I really should be better about blogging, once I start, I enjoy it, and I was hoping to use this blog as some sort of half hearted attempt at a pregnancy journal, seeing that there is little chance that I will be scrapbooking anything. Ever.
But for some reason I just can't get myself to commit on a regular basis. I am tired, I can't take a deep breath, my feet hurt and so on. I could think of a bunch of things to whine about. But the bottom line is that I am still in denial.
Why? What more will it take to convince me? I can feel the baby move all the time. I know that she gets angry when I lay on my back or get mad at Greg, she gets very active when the radio is on too loud, or when we are at the movie theater, and that she isn't all that happy when I have McDonalds for lunch.
I have been working away on my "here comes baby" to do list (honestly, Greg has been working away on my to do list, but I am a really good manager).
Nursery furniture: Half a check - Got the cribs and closet up and put together, still need changing table, maybe rocking chair, decor and bedding.
Nursery design: Check! Walls are painted, wallpaper is up, and window coverings are purchased and just need to be installed.
Baby name: Check! Mia Grace Mongrain. It's settled, there is no going back. It's the only thing Greg and I can agree on. Unless of course she looks like a Daphne. Or an Audrey.
Car Seat: Check! Hilariously, the car seat combo that we have has actually expired. My grandma bought it for me the first time we were expecting. Kind of ironic. My desire to have more children probably expired right about the same time, last December, when Tessa was 6 mo old. I was so happy, content and satisified.
Registering for classes: Check! Bella will take the hospital sibling tour in August, Greg and I have to attend a "Preparing for Csection" class in July, and we are scheduled for our hospital tour and preregistration in July as well. I even bravely signed up for a breast feeding class.

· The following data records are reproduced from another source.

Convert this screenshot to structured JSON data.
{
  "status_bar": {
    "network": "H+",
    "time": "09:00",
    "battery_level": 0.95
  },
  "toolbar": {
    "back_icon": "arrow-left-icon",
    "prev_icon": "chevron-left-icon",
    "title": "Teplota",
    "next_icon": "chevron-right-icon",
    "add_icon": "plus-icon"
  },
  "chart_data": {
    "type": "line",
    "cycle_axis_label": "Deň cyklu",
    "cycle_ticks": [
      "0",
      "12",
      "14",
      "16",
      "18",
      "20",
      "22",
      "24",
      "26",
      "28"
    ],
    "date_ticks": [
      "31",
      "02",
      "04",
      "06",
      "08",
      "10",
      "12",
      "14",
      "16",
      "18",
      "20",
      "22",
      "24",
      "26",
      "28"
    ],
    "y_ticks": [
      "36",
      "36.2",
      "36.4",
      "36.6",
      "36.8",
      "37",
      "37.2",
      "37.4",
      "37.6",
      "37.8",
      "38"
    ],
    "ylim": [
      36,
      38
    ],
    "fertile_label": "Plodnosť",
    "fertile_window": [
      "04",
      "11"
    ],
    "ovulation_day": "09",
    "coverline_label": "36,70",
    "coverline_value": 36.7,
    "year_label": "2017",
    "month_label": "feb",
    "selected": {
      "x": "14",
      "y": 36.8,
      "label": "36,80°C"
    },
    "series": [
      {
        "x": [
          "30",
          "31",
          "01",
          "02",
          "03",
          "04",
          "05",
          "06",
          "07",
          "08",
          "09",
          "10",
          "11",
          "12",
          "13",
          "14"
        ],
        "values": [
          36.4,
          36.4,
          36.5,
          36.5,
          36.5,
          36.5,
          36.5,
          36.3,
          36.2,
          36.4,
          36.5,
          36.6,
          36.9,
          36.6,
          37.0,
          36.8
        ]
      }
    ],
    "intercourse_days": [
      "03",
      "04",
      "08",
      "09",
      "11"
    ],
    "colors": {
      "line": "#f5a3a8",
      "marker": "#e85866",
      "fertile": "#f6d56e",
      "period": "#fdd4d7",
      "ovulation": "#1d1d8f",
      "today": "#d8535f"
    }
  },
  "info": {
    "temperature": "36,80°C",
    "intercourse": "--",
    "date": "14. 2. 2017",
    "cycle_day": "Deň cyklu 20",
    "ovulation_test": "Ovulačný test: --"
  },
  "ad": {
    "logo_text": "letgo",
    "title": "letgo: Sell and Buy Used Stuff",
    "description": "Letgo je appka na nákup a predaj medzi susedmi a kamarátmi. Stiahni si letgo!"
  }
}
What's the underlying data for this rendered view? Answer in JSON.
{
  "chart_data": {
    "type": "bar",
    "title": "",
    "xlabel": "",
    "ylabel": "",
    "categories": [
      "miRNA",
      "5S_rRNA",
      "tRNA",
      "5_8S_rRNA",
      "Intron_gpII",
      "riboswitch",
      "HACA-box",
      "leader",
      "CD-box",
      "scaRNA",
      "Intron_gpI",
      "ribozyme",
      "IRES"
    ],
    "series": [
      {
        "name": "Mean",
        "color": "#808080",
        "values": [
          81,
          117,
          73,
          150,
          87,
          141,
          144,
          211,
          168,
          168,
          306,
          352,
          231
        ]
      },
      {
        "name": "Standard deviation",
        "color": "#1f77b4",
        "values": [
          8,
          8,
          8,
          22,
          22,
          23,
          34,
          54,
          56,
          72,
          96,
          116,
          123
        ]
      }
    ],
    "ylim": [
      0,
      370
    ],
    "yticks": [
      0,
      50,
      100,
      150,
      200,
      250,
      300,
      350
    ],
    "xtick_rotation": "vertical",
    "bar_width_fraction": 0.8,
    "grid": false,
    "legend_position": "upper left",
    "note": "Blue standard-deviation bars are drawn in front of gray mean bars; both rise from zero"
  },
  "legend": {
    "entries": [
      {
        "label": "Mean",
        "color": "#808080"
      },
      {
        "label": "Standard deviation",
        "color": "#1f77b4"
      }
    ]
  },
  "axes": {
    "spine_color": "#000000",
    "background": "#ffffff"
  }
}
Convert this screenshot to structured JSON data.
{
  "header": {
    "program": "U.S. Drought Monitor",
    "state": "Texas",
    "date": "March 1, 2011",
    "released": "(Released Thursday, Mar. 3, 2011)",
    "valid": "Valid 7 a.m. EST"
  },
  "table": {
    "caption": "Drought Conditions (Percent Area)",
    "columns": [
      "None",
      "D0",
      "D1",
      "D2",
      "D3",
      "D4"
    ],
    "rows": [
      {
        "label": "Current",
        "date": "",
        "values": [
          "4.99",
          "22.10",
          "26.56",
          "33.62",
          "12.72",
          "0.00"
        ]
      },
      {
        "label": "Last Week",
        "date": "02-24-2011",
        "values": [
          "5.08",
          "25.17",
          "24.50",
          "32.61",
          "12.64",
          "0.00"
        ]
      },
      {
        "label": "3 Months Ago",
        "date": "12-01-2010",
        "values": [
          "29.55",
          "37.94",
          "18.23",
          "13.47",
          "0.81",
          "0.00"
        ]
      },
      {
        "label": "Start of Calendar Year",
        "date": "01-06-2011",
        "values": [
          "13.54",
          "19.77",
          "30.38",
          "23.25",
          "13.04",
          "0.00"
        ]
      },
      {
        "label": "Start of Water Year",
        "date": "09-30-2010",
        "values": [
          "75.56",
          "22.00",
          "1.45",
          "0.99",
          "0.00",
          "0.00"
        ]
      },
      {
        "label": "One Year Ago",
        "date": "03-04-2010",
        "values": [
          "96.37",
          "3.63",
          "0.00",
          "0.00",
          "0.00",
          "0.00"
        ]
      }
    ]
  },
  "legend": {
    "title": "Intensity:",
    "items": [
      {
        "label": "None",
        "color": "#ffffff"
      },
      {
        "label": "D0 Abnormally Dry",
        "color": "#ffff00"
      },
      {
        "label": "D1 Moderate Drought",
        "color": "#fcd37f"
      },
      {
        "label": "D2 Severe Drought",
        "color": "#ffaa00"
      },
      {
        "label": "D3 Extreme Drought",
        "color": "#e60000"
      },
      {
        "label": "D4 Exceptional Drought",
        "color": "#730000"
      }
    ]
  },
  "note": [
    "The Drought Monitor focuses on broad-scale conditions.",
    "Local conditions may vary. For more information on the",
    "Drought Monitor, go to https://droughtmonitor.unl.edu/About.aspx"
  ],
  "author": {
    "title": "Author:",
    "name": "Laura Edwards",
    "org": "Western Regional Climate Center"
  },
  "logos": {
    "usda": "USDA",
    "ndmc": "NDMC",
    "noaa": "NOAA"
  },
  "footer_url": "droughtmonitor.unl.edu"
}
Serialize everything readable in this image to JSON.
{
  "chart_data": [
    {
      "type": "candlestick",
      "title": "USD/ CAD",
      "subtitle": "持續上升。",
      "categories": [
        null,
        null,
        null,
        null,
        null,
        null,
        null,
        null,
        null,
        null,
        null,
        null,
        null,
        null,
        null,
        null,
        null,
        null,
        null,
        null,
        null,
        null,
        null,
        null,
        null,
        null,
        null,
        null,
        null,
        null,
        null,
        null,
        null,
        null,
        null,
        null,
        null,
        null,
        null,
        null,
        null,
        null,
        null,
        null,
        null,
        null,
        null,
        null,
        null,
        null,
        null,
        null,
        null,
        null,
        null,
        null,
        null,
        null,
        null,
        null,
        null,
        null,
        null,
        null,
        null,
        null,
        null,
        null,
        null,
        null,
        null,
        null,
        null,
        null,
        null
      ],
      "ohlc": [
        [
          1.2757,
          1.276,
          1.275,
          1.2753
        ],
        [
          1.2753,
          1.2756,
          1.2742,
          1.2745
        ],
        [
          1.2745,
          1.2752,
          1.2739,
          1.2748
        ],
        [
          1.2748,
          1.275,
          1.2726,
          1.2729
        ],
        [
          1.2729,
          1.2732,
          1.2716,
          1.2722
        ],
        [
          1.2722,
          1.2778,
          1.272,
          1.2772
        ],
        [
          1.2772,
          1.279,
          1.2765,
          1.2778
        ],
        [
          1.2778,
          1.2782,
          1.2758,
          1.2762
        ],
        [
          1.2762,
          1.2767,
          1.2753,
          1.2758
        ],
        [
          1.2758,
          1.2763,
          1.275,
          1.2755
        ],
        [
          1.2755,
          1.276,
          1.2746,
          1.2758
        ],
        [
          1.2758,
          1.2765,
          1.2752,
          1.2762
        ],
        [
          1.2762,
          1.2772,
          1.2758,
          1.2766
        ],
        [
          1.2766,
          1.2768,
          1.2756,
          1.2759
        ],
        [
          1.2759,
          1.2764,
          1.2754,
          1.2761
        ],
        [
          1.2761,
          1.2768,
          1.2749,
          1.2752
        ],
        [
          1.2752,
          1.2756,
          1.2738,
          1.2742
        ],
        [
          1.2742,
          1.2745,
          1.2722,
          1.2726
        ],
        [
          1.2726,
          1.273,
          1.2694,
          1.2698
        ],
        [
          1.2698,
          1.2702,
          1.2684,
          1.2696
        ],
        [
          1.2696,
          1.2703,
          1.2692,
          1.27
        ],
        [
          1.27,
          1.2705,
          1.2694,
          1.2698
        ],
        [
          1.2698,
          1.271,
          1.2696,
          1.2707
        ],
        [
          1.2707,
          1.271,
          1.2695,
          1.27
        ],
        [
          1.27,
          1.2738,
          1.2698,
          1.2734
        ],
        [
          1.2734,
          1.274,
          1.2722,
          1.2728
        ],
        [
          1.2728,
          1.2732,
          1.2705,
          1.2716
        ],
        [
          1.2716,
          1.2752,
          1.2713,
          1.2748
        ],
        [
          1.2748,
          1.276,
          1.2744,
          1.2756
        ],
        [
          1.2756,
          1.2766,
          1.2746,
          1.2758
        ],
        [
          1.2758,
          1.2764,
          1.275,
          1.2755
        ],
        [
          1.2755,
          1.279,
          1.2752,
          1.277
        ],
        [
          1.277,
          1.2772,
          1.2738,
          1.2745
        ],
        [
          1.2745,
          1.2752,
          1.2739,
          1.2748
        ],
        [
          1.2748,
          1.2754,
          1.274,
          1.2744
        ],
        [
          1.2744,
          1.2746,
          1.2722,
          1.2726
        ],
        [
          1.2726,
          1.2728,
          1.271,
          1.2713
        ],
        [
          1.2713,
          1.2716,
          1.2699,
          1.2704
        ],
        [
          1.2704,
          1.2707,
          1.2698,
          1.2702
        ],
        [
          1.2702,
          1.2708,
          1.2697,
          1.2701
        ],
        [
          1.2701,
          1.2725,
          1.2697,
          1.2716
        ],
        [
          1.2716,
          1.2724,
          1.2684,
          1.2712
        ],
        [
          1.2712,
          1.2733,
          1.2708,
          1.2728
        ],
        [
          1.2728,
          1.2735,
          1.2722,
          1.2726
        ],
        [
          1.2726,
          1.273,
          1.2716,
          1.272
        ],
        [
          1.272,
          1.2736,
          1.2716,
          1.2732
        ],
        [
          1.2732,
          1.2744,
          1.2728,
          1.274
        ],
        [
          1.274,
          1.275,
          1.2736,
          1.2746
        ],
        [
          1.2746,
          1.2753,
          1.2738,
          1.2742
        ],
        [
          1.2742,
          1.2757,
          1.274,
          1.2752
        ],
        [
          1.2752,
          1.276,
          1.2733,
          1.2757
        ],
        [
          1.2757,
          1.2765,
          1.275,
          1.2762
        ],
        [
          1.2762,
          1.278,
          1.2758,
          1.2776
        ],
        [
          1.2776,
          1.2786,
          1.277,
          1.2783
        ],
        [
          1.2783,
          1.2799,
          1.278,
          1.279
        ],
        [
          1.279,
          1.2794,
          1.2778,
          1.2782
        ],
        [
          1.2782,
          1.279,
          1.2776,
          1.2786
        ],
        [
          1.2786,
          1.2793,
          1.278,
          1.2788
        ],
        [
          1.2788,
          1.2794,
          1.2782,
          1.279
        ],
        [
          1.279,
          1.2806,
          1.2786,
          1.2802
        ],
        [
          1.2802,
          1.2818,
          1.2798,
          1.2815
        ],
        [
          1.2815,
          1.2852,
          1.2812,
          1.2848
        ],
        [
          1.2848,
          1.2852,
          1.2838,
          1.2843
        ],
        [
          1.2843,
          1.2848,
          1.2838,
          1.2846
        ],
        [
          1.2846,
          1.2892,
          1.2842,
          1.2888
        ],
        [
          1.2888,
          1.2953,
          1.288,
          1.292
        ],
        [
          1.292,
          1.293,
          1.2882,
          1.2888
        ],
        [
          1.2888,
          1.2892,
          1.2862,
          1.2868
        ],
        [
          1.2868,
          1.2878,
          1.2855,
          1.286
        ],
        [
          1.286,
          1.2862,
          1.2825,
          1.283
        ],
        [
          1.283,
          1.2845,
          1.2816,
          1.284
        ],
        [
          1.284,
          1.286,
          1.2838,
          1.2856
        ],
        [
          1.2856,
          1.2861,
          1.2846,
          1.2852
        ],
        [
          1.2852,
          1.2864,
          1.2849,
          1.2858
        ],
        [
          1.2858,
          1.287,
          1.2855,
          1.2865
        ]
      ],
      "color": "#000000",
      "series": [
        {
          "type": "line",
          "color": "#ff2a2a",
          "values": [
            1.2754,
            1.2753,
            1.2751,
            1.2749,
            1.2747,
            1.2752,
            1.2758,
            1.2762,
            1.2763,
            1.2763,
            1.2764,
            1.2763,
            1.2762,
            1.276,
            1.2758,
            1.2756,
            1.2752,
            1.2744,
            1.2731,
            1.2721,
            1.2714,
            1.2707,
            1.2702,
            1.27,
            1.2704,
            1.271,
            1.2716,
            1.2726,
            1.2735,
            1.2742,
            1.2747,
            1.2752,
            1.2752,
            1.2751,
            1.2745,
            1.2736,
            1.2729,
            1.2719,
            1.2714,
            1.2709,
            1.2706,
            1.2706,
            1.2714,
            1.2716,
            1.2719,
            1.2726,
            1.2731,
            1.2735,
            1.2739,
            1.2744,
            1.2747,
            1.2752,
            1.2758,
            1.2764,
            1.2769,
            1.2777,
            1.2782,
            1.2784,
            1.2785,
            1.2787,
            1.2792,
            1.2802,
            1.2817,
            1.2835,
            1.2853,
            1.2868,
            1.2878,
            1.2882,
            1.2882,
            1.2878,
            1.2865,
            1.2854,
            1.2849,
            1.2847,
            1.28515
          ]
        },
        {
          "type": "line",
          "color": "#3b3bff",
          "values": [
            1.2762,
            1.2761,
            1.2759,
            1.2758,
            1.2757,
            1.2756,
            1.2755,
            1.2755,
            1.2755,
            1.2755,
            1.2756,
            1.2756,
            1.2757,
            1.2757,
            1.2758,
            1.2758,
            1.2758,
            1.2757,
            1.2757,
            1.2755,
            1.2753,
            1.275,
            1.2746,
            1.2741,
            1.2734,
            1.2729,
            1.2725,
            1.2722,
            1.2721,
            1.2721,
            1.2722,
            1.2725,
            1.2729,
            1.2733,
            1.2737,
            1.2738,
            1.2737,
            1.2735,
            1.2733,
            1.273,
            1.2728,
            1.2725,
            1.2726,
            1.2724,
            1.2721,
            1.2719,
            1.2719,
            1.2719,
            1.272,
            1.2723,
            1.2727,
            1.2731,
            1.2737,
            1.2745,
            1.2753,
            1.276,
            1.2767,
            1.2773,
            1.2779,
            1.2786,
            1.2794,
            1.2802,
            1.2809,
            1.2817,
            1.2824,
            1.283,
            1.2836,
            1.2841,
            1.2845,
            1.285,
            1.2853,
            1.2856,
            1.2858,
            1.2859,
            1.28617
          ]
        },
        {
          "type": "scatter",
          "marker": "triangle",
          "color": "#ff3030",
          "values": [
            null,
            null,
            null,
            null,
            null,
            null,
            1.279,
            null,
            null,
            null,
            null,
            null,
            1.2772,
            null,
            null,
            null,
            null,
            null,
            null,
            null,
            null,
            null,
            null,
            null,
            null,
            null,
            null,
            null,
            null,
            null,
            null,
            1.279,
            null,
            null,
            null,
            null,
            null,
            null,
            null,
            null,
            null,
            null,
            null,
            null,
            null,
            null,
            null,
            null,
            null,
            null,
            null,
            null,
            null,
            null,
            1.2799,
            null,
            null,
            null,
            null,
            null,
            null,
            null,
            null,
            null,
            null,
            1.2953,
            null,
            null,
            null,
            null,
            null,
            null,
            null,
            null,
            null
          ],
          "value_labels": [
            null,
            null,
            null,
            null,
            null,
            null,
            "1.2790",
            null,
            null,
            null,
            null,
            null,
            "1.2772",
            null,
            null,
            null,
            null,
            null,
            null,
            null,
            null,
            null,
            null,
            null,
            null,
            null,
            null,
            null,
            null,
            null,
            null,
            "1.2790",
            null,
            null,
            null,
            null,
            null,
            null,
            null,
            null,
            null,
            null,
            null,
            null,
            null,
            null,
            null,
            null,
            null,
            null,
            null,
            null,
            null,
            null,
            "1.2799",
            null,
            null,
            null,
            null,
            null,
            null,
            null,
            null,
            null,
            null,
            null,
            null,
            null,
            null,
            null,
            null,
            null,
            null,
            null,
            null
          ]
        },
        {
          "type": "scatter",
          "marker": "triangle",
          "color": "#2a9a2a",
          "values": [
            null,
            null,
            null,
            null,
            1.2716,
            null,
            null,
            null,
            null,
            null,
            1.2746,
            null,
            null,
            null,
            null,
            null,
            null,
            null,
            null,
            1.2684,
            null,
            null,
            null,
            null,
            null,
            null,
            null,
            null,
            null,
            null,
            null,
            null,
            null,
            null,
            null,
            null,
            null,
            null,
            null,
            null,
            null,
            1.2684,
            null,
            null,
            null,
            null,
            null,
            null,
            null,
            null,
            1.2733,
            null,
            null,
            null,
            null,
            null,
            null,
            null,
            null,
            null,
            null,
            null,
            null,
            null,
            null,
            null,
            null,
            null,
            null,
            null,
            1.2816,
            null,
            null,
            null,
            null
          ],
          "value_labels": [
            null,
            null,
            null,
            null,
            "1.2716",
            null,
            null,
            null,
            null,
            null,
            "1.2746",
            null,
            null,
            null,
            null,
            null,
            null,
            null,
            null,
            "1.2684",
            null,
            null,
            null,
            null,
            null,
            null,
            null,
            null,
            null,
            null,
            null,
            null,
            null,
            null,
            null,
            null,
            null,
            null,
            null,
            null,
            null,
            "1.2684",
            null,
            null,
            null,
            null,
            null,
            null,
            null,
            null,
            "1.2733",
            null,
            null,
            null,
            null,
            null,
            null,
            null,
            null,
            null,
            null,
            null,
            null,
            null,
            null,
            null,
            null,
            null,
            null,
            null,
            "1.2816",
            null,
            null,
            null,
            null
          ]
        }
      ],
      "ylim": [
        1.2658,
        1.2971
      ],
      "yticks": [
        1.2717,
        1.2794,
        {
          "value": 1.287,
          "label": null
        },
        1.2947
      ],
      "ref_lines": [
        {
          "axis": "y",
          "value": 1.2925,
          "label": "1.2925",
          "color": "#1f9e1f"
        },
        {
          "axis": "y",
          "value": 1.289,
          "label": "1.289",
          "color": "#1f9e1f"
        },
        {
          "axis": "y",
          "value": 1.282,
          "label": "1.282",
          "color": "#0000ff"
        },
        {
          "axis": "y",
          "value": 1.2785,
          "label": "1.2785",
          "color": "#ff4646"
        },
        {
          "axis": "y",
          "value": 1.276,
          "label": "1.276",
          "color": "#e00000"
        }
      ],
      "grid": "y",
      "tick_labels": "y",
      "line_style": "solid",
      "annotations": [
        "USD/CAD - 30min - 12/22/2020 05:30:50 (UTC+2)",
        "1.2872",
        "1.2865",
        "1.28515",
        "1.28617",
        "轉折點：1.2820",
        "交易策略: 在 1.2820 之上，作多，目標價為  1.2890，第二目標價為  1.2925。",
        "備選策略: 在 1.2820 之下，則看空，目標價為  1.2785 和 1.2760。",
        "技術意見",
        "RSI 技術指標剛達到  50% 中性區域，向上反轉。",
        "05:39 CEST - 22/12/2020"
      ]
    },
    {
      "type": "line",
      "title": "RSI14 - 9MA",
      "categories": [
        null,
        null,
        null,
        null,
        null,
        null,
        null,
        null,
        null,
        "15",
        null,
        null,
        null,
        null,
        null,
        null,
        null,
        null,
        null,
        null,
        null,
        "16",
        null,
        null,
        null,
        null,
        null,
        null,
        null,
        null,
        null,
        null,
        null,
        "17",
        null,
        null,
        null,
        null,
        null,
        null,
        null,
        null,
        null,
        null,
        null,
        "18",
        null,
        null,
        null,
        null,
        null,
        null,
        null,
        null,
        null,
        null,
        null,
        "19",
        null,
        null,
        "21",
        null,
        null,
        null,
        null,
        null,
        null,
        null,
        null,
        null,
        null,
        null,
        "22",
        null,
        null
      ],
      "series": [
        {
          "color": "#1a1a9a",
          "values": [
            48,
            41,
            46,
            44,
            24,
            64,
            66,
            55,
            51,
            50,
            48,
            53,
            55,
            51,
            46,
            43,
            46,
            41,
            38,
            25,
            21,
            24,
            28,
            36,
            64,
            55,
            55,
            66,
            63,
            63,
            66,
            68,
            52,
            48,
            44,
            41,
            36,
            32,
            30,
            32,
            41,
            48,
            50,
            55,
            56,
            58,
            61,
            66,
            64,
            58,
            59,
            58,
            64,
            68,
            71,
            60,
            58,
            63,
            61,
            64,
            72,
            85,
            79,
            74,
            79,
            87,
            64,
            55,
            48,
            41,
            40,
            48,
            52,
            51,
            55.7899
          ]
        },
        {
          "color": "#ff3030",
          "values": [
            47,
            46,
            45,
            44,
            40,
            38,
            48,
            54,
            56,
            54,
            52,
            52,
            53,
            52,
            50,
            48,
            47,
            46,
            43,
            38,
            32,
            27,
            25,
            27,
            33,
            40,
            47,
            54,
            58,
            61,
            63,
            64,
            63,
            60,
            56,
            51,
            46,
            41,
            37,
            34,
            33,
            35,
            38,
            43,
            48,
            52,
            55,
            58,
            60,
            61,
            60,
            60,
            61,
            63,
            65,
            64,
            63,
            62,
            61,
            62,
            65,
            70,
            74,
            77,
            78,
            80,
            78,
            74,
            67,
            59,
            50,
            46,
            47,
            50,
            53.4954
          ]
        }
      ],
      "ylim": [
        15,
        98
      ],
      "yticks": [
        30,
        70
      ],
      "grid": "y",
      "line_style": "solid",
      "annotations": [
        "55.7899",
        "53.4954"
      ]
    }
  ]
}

Proper prenatal care and monitoring: Check! Starting the first week of July, in addition to all of the regular prenatal care, I begin my weekly "monitoring" where they monitor Miss Mia and myself for any signs of stress (really, you need to monitor for that? I could save us all the time and $$ and just tell them that I need a permanent Margarita IV and a full time nanny) or preterm labor.
So, as of Wednesday I will be 26 weeks along (3rd trimester, yahoo!), and have been shopping, decorating and scheduling my little heart out. But as much as I love to spend money, I am still not sold. I keep telling myself it's because I still don't look obviously pregnant, just like I have been spending too much time at the dessert table. But there is a good chance that I will never have that cute little baby bump. So then what? I know that I am neurotic. And I know that I over think things. But as much as I over think it, I don't get it. How can I finally get something that I wanted so desperately, for so long, and not be excited? Am I just that ungrateful? I tell myself that it's because I already got so lucky with my two girls, that a person really shouldn't expect any more. But who am I kidding?
I think that my biggest hurdle is wondering if I will fail. Or not really fail, but not be good enough, or grateful enough. If you don't really have the desire to be a stay at home mom, will you ever be a good one? If you think that play dough and stickers are the devil's toys, will you be able to substitute those with trips to Build a Bear? Is it wrong that Bella thinks that Nordstrom is better then Walmart? Or is it just proof that she is my daughter? Should my 4 yr old really know when one of her friends' mommy is prettier then another friends' mommy? How can I expect to be a good mom for 3 kids when I am barely doing it for 2?
Maybe down the road when I finally accept the fact that therapy is a necessity, I will be able to blame my issues on my own parents. They never had kids because they wanted to, they just had them because they happened, and then reminded us regularly of that fact. Will I be guilty of letting history repeat itself? I hope not. And if all else fails, even if I am not the greatest mom, at least all three of my girls will be the best dressed, right?